Because of this expansion, many new market-rate apartments have been built here. But we still have a housing shortage, so the city transformed an underused lot with a dilapidated building into a new 36-unit apartment community.

Site cleanup needed

This project was on an industrial site that had previously been the home of the local bus company. This site was selected due to its redevelopment potential, as it was close to commercial and residential areas, and it was also near a park.

After financing and zoning approvals were issued, we completed soil testing for footing design. The test showed the soils were unsuitable for the building, and special pile footings were needed for the project. The site also contained some petroleum that needed to be cleaned up.

These unexpected costs could have prevented the project from moving forward. However, we determined that a Redevelopment Grant from the Minnesota Department of Employment and Economic Development (DEED) could provide the needed funding to prepare the site.

The DEED Redevelopment Grant Program is designed to help communities with the costs of redeveloping blighted industrial, residential, or commercial sites and putting land back into productive use.

Applying for the grant

With help from a consultant to complete the application and coordinate financing with the developer, the city submitted the grant application for $138,775 in February 2020. Then, roughly a month later, the grant was awarded.

The grant was matched one-to-one with city funds to complete the necessary cleanup of the site.

New workforce housing

The project was completed in November 2021, resulting in Eastgate Apartments, which has such amenities as underground parking, a community room, fitness room, and outdoor patio area. This new community, which serves those who were previously on a waiting list for housing, is now fully occupied, and the developer is planning another residential project next door.

The city is very pleased with the results of this project and is now taking steps to create more workforce housing options.


The City of Renville entered a partnership with Renville County Economic Development Authority and Renville County Hospital & Clinics in 2019. The goal was to build a new medical complex.

We decided to build the complex at the intersection of Highway 212 and Main Street, which is considered a gateway to our downtown business district. A convenience store that had been closed for 10 years and a blighted house that had been vacant for eight years were on the lot and needed to be removed.

The grant process

To help fund the project, the city applied for and received a Redevelopment Grant from the Minnesota Department of Employment and Economic Development (DEED) in August 2019. We chose this grant because it seemed to fit the needs of the project.

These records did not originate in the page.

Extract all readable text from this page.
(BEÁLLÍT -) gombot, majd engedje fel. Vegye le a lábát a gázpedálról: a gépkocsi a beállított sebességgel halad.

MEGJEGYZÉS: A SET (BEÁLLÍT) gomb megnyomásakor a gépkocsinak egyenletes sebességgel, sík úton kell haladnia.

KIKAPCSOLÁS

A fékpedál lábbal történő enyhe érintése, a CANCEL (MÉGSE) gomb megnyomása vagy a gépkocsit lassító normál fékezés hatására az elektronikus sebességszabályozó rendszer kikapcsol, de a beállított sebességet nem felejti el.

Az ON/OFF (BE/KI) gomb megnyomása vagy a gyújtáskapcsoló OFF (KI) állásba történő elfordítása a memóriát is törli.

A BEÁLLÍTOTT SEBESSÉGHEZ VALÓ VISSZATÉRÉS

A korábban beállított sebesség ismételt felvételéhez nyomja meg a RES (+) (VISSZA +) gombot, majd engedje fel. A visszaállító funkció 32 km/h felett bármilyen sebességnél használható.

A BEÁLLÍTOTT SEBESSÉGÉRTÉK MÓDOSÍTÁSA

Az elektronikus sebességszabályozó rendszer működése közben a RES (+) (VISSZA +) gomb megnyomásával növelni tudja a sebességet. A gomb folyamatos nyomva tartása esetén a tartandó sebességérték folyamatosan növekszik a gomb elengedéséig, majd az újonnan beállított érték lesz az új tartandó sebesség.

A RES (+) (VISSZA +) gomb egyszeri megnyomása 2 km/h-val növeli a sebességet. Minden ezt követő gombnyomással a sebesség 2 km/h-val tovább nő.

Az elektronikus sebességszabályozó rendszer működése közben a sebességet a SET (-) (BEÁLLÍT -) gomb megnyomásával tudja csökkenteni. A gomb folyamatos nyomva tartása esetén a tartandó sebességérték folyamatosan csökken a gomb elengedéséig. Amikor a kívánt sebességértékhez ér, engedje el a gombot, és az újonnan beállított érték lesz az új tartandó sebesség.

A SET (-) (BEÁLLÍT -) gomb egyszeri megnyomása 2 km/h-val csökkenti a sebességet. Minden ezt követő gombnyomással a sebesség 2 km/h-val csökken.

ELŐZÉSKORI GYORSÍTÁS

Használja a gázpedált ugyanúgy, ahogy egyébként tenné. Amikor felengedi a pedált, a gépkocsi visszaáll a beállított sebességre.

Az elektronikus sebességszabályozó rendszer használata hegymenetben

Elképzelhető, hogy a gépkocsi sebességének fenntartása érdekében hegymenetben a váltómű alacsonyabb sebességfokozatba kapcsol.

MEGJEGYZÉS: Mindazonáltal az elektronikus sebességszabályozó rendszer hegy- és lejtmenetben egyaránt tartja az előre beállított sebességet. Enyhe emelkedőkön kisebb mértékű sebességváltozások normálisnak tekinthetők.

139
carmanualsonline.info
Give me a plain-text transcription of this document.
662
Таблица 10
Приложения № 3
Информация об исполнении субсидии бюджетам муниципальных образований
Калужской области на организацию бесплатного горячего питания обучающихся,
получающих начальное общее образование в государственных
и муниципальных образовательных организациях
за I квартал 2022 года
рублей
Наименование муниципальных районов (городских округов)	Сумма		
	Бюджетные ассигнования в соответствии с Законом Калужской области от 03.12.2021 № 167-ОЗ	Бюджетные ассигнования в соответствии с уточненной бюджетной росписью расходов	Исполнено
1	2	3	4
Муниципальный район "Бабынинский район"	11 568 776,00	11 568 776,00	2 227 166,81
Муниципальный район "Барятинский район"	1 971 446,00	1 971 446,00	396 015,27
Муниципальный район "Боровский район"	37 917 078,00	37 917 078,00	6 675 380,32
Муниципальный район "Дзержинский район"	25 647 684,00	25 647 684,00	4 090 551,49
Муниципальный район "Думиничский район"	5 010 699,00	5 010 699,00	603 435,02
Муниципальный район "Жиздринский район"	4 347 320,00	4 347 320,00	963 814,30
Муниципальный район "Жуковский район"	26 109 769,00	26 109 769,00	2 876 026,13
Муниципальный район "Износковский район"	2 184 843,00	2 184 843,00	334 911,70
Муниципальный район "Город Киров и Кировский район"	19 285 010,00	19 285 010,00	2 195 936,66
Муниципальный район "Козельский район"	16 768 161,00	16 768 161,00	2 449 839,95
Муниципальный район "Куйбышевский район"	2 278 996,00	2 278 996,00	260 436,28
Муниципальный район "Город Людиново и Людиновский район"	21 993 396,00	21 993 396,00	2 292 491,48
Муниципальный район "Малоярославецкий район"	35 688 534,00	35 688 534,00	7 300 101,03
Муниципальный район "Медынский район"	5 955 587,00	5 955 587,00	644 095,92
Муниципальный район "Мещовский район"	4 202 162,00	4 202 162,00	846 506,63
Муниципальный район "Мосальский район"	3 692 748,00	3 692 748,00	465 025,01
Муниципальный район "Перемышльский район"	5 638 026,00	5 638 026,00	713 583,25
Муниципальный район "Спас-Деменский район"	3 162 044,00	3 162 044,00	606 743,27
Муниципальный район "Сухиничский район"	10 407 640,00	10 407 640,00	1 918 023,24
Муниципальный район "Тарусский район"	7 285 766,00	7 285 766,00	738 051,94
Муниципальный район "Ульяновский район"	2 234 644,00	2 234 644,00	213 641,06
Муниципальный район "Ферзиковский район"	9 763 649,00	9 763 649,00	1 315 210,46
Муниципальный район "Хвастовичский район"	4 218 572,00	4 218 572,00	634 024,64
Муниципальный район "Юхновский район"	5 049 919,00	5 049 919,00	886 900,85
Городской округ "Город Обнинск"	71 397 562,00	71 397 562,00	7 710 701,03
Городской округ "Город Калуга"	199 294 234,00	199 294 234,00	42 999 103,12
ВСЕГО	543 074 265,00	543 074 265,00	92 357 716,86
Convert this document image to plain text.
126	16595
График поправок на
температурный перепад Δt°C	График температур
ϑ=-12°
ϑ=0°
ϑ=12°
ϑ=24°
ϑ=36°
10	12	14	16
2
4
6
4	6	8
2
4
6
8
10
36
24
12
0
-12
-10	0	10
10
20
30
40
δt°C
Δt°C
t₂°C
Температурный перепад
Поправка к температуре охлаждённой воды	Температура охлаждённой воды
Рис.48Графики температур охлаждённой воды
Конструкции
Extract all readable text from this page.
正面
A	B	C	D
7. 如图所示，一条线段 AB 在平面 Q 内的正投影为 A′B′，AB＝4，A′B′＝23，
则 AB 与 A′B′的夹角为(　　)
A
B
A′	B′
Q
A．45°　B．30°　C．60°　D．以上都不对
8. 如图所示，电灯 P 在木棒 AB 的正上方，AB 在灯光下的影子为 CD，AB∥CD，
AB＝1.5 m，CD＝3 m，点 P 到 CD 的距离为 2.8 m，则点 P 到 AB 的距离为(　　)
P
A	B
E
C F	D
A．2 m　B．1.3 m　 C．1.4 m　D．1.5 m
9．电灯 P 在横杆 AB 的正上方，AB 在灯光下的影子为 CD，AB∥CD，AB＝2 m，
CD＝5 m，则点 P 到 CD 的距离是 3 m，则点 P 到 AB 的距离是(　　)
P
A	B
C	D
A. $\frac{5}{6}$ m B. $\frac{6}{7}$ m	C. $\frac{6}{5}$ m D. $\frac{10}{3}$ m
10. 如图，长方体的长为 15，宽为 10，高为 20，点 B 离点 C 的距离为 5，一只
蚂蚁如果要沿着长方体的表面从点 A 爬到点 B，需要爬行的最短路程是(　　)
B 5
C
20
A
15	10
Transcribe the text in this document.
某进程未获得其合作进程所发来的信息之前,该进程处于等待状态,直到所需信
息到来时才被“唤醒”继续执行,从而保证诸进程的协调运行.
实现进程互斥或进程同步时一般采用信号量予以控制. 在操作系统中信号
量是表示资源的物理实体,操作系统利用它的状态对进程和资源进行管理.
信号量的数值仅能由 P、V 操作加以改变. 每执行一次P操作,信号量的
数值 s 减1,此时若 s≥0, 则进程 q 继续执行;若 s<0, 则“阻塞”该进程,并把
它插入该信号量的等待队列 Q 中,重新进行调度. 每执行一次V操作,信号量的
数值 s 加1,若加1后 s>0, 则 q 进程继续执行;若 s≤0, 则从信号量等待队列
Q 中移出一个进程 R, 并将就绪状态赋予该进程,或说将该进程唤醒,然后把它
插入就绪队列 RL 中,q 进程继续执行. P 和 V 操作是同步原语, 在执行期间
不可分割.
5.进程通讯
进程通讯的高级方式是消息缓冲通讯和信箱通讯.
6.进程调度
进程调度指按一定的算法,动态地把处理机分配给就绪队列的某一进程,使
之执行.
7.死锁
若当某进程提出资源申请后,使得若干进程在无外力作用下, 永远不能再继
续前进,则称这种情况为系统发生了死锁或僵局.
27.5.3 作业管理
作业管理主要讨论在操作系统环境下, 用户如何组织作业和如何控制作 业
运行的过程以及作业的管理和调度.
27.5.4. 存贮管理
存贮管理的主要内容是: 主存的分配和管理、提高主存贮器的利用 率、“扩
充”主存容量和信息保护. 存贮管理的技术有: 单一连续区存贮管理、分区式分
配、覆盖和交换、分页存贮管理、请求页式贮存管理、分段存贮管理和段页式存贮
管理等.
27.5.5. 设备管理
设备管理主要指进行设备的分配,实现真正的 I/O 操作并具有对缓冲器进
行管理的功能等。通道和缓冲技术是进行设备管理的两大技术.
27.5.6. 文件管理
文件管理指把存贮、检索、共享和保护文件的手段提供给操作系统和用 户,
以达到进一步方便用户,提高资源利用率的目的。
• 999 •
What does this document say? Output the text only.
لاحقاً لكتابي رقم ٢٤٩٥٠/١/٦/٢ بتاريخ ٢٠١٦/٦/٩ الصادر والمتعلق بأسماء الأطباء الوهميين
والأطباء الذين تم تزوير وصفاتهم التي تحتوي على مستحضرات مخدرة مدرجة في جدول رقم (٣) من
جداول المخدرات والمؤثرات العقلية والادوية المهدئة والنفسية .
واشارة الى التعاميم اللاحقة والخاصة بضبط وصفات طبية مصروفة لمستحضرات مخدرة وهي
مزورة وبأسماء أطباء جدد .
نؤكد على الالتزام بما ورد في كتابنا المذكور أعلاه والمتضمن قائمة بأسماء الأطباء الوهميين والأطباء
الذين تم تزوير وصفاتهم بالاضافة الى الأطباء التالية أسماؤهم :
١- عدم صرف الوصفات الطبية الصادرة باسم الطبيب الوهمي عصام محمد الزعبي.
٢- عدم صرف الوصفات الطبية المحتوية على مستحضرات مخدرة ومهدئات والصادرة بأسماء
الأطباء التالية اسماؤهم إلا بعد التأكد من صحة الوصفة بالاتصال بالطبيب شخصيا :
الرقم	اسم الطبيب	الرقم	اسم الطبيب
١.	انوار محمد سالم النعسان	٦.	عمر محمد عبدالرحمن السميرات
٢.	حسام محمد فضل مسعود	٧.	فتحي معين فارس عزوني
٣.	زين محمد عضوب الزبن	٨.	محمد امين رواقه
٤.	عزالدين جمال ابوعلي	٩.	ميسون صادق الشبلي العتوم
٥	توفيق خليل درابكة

It took quite a bit of time to fill out the application and gather the information for the grant proposal. As a small city with limited staff and budget, this was probably the biggest challenge. We knew it would be worth it, though, because the more details we could provide, the better our score would be. I’d encourage any city that has a need for this type of grant to apply. Although it was challenging and time-consuming, the folks at DEED were very helpful. They responded quickly to our requests and answered all our questions.

Starting the project

The project got off to a great start with the grant funds being used for asbestos and garbage abatement, demolition of both buildings, and removal of a fuel pump canopy and two underground fuel tanks. This changed the landscape of the area and created a footprint suitable for the new medical complex and parking lot.

There were then a couple of issues that slowed the project down. First, the hospital and clinic were converted from being county-owned to being affiliated with HealthPartners. Then the COVID-19 pandemic hit. These events set the project back about two years.

Getting back on track

The project is currently getting back on track. HealthPartners is committed to moving forward with the new clinic and has been a great partner to work with. A land agreement will soon be in place, and construction is expected to begin shortly after that.

The City Council believes the new medical complex will benefit the city and provide a higher level of care and services for our residents.